Odetchnęłam z ulgą. Nie wiedziałam co zrobiłabym gdyby zabrakło Louisa. Siedzieliśmy w ciszy na korytarzu, przez który cały czas przetaczało się mnóstwo ludzi. Wołania lekarzy po imieniu i nazwisku i zapraszanie do gabinetów. Typowy SOR, nic specjalnego.

Trochę zaczęło mi się nudzić. Część zasnęła, a druga część wpatrzona była w telefony. Mój niestety się rozładował. Uratował mnie lekarz idący w naszą stronę. Był to wysoki blondyn, którego wiek oceniłabym na około trzydzieści pare lat.

-Dzień dobry, a bardziej dobry wieczór. Rozumiem, że wy wszyscy do pana Louisa Partridga?-zapytał nas z uśmiechem i przejechał po każdym wzrokiem. W odpowiedzi pokiwaliśmy tylko głowami.

-Świetnie. Ja nazywam się dr.Scott i od razu mówię, że to tylko zatrucie alkoholowe. Podaliśmy kroplówkę i pan Louis kilka razy zwymiotował co na pewno pomoże oczyścić organizm. Jeśli jego stan się nie pogorszy wypuścimy go jutro rano. Jeśli chcecie się z nim zobaczyć to zapraszam za mną-kontynuował.

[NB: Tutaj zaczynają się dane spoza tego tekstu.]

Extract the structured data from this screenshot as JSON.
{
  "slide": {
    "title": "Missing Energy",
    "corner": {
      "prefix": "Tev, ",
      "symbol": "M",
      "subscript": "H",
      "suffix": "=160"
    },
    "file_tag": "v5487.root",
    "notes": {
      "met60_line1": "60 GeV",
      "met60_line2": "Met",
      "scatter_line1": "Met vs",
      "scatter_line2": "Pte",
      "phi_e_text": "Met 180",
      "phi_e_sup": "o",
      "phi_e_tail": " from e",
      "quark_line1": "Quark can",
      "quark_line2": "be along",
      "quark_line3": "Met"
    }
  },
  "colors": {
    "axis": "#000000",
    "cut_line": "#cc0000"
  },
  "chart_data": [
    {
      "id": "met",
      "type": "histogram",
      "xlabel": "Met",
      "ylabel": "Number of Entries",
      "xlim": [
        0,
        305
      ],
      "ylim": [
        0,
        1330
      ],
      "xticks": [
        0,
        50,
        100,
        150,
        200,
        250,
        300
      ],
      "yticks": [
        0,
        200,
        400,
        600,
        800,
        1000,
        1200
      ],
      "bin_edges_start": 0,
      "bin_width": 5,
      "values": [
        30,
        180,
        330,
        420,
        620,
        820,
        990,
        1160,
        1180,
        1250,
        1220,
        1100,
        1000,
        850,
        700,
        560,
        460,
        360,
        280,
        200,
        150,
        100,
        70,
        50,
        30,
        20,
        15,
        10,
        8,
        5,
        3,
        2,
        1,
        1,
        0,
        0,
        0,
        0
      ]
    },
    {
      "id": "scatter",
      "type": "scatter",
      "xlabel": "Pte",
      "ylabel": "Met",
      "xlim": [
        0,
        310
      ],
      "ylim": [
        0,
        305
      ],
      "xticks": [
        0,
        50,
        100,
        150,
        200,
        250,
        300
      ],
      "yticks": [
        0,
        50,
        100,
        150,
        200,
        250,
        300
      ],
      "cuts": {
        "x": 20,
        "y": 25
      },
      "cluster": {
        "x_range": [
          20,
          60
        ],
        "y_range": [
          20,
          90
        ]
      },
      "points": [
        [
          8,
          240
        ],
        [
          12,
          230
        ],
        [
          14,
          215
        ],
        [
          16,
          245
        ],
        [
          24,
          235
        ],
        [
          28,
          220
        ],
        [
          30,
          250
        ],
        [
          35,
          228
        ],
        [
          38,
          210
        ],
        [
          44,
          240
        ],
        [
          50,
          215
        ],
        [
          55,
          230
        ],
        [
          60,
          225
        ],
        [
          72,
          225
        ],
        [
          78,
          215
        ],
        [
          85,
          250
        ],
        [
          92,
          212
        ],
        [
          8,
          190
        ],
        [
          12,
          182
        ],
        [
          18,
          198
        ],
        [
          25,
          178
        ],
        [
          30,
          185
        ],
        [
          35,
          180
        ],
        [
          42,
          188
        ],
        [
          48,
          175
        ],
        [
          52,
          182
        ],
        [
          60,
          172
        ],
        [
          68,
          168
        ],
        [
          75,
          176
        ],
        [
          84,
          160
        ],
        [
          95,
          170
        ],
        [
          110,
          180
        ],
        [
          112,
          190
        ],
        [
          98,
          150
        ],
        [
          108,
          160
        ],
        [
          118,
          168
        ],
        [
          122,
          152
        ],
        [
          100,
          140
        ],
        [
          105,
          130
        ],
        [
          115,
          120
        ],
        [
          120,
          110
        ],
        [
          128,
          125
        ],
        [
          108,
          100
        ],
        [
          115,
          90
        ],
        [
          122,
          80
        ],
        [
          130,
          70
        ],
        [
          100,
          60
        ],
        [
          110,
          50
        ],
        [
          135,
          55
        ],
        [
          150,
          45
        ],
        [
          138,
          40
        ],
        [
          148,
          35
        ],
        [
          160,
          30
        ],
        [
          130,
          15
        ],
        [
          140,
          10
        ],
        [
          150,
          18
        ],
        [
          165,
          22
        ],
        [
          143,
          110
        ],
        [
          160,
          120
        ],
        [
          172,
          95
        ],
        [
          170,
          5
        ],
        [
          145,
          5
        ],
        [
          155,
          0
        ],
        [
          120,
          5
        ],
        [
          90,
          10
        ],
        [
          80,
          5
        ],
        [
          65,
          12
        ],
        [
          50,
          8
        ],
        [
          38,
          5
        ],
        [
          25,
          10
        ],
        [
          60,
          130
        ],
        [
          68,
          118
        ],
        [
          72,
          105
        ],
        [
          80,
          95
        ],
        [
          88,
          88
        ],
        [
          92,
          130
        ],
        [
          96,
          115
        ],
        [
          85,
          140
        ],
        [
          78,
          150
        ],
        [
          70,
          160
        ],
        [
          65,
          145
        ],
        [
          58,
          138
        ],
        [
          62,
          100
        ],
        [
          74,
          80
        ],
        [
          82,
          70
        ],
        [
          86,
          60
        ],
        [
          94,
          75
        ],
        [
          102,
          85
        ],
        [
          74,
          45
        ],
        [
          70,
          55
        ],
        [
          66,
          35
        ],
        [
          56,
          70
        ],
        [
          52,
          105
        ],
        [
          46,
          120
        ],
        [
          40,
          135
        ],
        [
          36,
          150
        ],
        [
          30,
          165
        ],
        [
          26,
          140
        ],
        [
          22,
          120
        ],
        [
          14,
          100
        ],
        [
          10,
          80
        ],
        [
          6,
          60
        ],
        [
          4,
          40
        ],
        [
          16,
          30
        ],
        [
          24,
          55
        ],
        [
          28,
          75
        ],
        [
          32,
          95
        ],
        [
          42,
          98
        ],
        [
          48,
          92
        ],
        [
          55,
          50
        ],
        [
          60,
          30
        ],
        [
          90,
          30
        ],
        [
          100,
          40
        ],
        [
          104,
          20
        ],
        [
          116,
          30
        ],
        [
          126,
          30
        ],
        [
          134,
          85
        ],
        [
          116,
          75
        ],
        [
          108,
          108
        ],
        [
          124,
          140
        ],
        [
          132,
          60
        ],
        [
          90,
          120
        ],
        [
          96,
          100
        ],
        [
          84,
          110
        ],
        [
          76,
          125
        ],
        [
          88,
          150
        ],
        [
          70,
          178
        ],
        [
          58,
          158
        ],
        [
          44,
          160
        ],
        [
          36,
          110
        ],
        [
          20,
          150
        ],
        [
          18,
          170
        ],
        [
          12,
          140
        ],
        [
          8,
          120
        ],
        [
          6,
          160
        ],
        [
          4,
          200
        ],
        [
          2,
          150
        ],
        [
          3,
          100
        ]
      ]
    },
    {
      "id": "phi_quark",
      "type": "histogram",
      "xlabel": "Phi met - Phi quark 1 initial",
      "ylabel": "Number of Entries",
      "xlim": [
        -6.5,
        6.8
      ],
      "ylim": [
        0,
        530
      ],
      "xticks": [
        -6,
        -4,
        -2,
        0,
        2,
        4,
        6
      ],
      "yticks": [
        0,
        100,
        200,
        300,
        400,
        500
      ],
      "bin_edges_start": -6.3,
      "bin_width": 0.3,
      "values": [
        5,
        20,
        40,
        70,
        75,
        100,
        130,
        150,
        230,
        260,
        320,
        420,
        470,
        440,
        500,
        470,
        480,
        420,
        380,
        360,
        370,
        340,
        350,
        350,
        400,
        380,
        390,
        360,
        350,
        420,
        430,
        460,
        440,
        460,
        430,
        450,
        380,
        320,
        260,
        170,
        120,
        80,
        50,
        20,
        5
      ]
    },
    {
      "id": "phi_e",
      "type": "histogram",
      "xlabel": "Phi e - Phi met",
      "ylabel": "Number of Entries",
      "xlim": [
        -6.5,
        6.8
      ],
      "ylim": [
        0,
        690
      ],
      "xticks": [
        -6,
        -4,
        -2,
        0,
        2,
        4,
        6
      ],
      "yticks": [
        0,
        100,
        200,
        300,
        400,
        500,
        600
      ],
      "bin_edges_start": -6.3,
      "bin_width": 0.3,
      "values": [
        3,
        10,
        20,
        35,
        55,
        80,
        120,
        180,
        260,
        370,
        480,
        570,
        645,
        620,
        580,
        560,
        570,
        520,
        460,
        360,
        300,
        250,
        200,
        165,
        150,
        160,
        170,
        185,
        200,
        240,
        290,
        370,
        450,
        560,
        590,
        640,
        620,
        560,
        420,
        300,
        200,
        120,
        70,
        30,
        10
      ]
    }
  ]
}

Wszyscy od razu podnieśli się z szarych, szpitalnych krzeseł. Ruszyliśmy zaraz za lekarzem. Weszliśmy do typowej sali. Znajdowało się w niej jedno łóżko, w którym leżał Louis podłączony do kroplówki. Przysunęłam sobie fotel bliżej łóżka. Delikatnie wzięłam jego rękę i położyłam na swojej.

-Lily?-zapytał cicho.

-Tak Loui, to ja. Jak się czujesz?-odpowiedziałam i pogładziłam go delikatnie po policzku.

-Nie jest najgorzej, cieszę się, że przyszliście. Mam nadzieję, że jutro mnie wypiszą to zabiorę cię w takie fajne miejsce.

-Na razie najważniejsze jest to żebyś wyzdrowiał.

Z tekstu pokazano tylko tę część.